An interesting bit of strategy just happened that I found fascinating. We have two riders out in front. They’re not hours ahead, but it’s certainly not like anyone’s going to catch them up this very second. The first two places for each sprint are therefore taken—lost to the other riders. But there are three places to win, and even third place is important—especially if you’re just a few points down in the prestigious green jersey points competition.
But on a long stage like this, where there’ll be a hard sprint finish, one thing you don’t want is to tire out your team’s best sprinter before the end. So today, out of nowhere, Juan Antonio Fletcha, Spanish rider for Rabobank, shot forward and seized the last sprint points. He’s nowhere in the standings. He has no chance whatsoever to win the green jersey. But what he’s done has guaranteed the peloton will continue at its steady pace, and his sprinter will live to fight another kilometer.
Under 20k to the finish, and here’s another surprise: after nearly 175km, Terpstra has dropped Brard like an overwarm spud. A Cofidis rider has come up to comfort (and support) Brard, but Terpstra is hovering at a minute ahead and showing no signs of giving up. It’s obvious how he won eight Dutch championships. The peloton is gaining, but he’s not giving up. Might he make it?
Aw, damn. No.
Six miles to go, and Terpstra’s caught. He drops like a stone through the peloton as it rumblingly digests him and reorganises itself to put its captains in place for the finish.
And probably the most spectacular crash of the Tour so far! A Gerolsteiner rider, Sven Kraus, is slowly standing up in the middle of the road as the end of the peloton swirls past, and his bike has just FLOWN OVER HIS HEAD IN TWO PIECES. Damn. I’ll be waiting for video of THAT. (He hit a post—what they call “road furniture.” He’s fine, btw, but his bike shattered on the asphalt. I mean, came completely apart. Literally.)
And Cofidis isn’t done yet! Sylvain Chavanel has taken off like his ass is on fire—and he’s close enough to the end, and in good enough form—that he may just make it. Milram, Garmin-Chipotle, and Columbia have other ideas, of course. Milram wants Erik Zabel to take the day. George Hincapie is determined that Columbia will deliver Mark Cavendish for a fourth stage. Garmin-Chipotle for Julian Dean.
3k, and Chavanel is caught. The peloton is together, setting up for a spectacular sprint. Liquigas is pulling. Now Milram. 200 meters! There’s blood in the water, the crowd is screaming. Robbie McEwen is challenging—Mark Cavendish is boxed in. Thor Hushovd comes up the outside—but it’s too late! Cavendish has found the break in the fence, and he’s off like a shot! Two lengths between him and Robbie McEwen! A fourth stage win—absolutely unprecedented for a British rider!

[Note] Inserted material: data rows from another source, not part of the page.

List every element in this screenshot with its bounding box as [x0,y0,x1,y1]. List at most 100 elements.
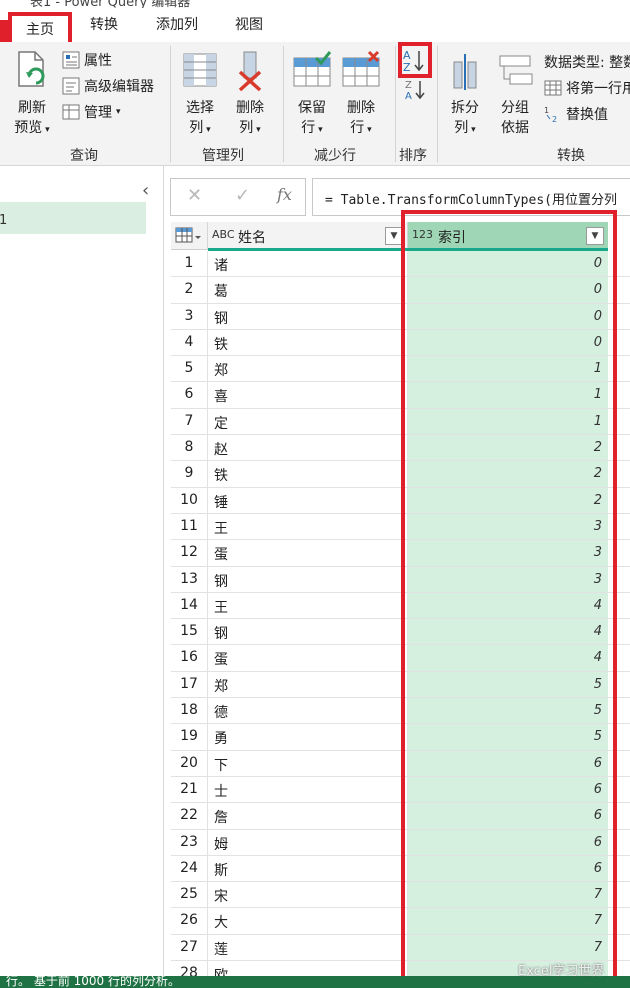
type-text-icon[interactable]: ABC [212,228,235,241]
cell-name[interactable]: 勇 [208,724,408,750]
row-number[interactable]: 5 [171,356,208,382]
row-number[interactable]: 27 [171,934,208,961]
use-first-row-label: 将第一行用 [566,81,630,97]
row-number[interactable]: 4 [171,329,208,356]
row-number[interactable]: 18 [171,698,208,724]
row-number[interactable]: 25 [171,882,208,908]
manage-label: 管理 [84,105,112,121]
data-type-dropdown[interactable]: 数据类型: 整数 [544,52,630,72]
group-by-button[interactable]: 分组 依据 [494,50,536,138]
row-number[interactable]: 8 [171,435,208,461]
cell-name[interactable]: 葛 [208,277,408,303]
replace-values-button[interactable]: 12 替换值 [544,104,608,124]
row-number[interactable]: 6 [171,382,208,408]
remove-rows-label-2: 行 [350,120,365,136]
remove-columns-button[interactable]: 删除 列 ▾ [230,50,270,140]
query-item[interactable]: 表1 [0,202,146,234]
cancel-icon[interactable]: ✕ [187,185,202,206]
cell-name[interactable]: 詹 [208,803,408,829]
remove-rows-button[interactable]: 删除 行 ▾ [340,50,382,140]
advanced-editor-button[interactable]: 高级编辑器 [62,76,154,96]
row-number[interactable]: 2 [171,277,208,303]
remove-rows-icon [342,50,380,87]
row-number[interactable]: 17 [171,671,208,698]
remove-columns-label-2: 列 [239,120,254,136]
tab-transform[interactable]: 转换 [90,14,118,34]
cell-name[interactable]: 诸 [208,251,408,277]
split-column-button[interactable]: 拆分 列 ▾ [444,50,486,140]
row-number[interactable]: 15 [171,619,208,645]
collapse-pane-icon[interactable]: ‹ [142,180,149,201]
refresh-preview-button[interactable]: 刷新 预览 ▾ [10,50,54,140]
choose-columns-button[interactable]: 选择 列 ▾ [180,50,220,140]
cell-name[interactable]: 宋 [208,882,408,908]
row-number[interactable]: 16 [171,645,208,671]
cell-name[interactable]: 喜 [208,382,408,408]
cell-name[interactable]: 铁 [208,329,408,356]
row-number[interactable]: 20 [171,750,208,776]
use-first-row-button[interactable]: 将第一行用 [544,78,630,98]
remove-columns-icon [238,51,262,92]
row-number[interactable]: 22 [171,803,208,829]
replace-values-label: 替换值 [566,107,608,123]
row-number[interactable]: 9 [171,461,208,487]
row-number[interactable]: 24 [171,855,208,882]
row-number[interactable]: 10 [171,487,208,513]
row-number[interactable]: 11 [171,513,208,540]
cell-name[interactable]: 大 [208,908,408,934]
tab-add-column[interactable]: 添加列 [156,14,198,34]
cell-name[interactable]: 王 [208,592,408,619]
cell-name[interactable]: 钢 [208,303,408,329]
manage-icon [62,104,80,120]
row-number[interactable]: 23 [171,829,208,855]
cell-name[interactable]: 郑 [208,671,408,698]
row-number[interactable]: 3 [171,303,208,329]
cell-name[interactable]: 姆 [208,829,408,855]
fx-icon[interactable]: fx [277,185,292,204]
confirm-icon[interactable]: ✓ [235,185,250,206]
cell-name[interactable]: 钢 [208,566,408,592]
cell-name[interactable]: 锤 [208,487,408,513]
keep-rows-button[interactable]: 保留 行 ▾ [291,50,333,140]
tab-view[interactable]: 视图 [235,14,263,34]
cell-name[interactable]: 郑 [208,356,408,382]
group-label-transform: 转换 [557,148,585,164]
tab-home[interactable]: 主页 [8,12,72,46]
row-number[interactable]: 14 [171,592,208,619]
row-number[interactable]: 13 [171,566,208,592]
cell-name[interactable]: 下 [208,750,408,776]
keep-rows-icon [293,51,332,87]
row-number[interactable]: 7 [171,408,208,435]
cell-name[interactable]: 钢 [208,619,408,645]
group-label-reduce-rows: 减少行 [314,148,356,164]
chevron-down-icon: ▾ [315,125,323,135]
index-column-highlight-box [401,210,617,982]
cell-name[interactable]: 莲 [208,934,408,961]
row-number[interactable]: 19 [171,724,208,750]
cell-name[interactable]: 定 [208,408,408,435]
sort-descending-button[interactable]: Z A [404,78,428,106]
ribbon-separator [283,46,284,162]
remove-columns-label-1: 删除 [236,100,264,116]
chevron-down-icon: ▾ [203,125,211,135]
properties-button[interactable]: 属性 [62,50,112,70]
cell-name[interactable]: 赵 [208,435,408,461]
manage-button[interactable]: 管理 ▾ [62,102,121,122]
refresh-icon [18,51,45,87]
chevron-down-icon: ▾ [42,125,50,135]
row-number[interactable]: 12 [171,540,208,566]
cell-name[interactable]: 德 [208,698,408,724]
row-number[interactable]: 1 [171,251,208,277]
row-number[interactable]: 21 [171,776,208,803]
row-number[interactable]: 26 [171,908,208,934]
cell-name[interactable]: 王 [208,513,408,540]
cell-name[interactable]: 蛋 [208,645,408,671]
cell-name[interactable]: 蛋 [208,540,408,566]
title-bar: 表1 - Power Query 编辑器 [0,0,630,8]
cell-name[interactable]: 士 [208,776,408,803]
column-header-name[interactable]: ABC 姓名 ▼ [208,222,408,250]
column-header-label: 姓名 [238,230,266,246]
cell-name[interactable]: 铁 [208,461,408,487]
cell-name[interactable]: 斯 [208,855,408,882]
table-menu-button[interactable] [171,222,208,250]
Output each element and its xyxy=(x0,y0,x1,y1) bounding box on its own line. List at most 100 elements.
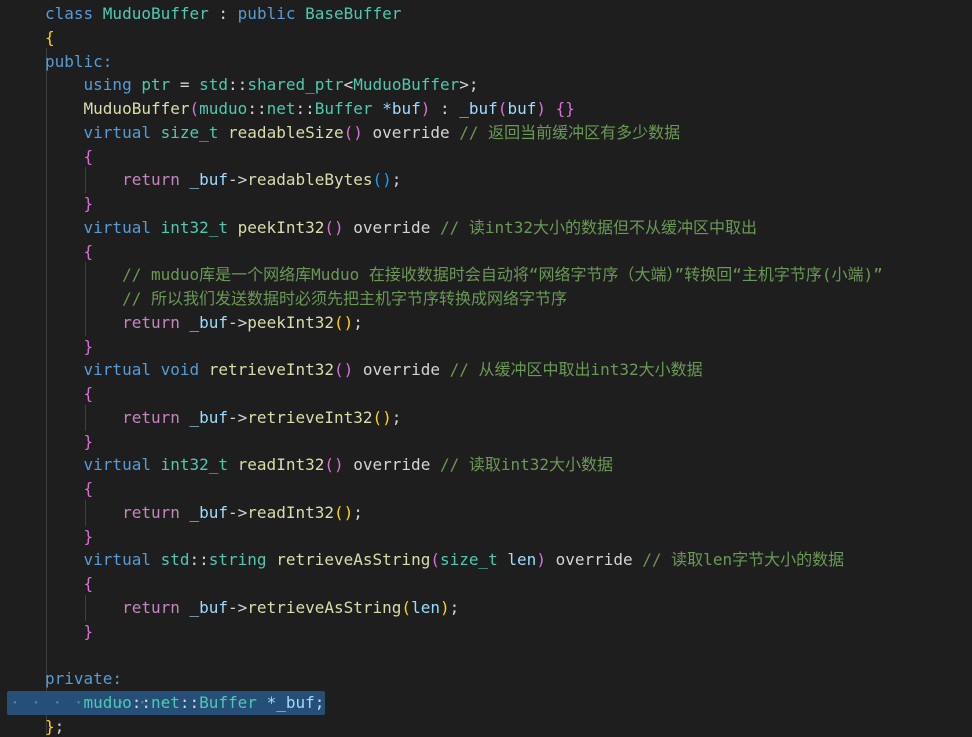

Nimes to Digne-les-Baines tomorrow. A stage almost entirely uphill—hang on, we’re heading into the Alps!
Bits for today:
The centre of Nimes has an honest-to-G-d Roman coliseum. Unlike Rome, theirs is in one piece, and currently sporting an enormous and very state-of-the-art stage and lighting rig.
Mark Cavendish is from the Isle of Man.
Five litres of liquid. Ten to fifteen bottles PER STAGE. That’s how much these guys have to consume, or face up to 20% decrease in efficiency. Dehydration is absolutely ugly to see—Lance Armstrong won an Alpine stage with a ring of salt around his mouth, looking like death on a bike. This is why the domestiques spend the entire race going back to the team car for more and more water—up until 20k from the end, when you can’t go back to the team car any more. You’d better make sure you load up before you go under that marker.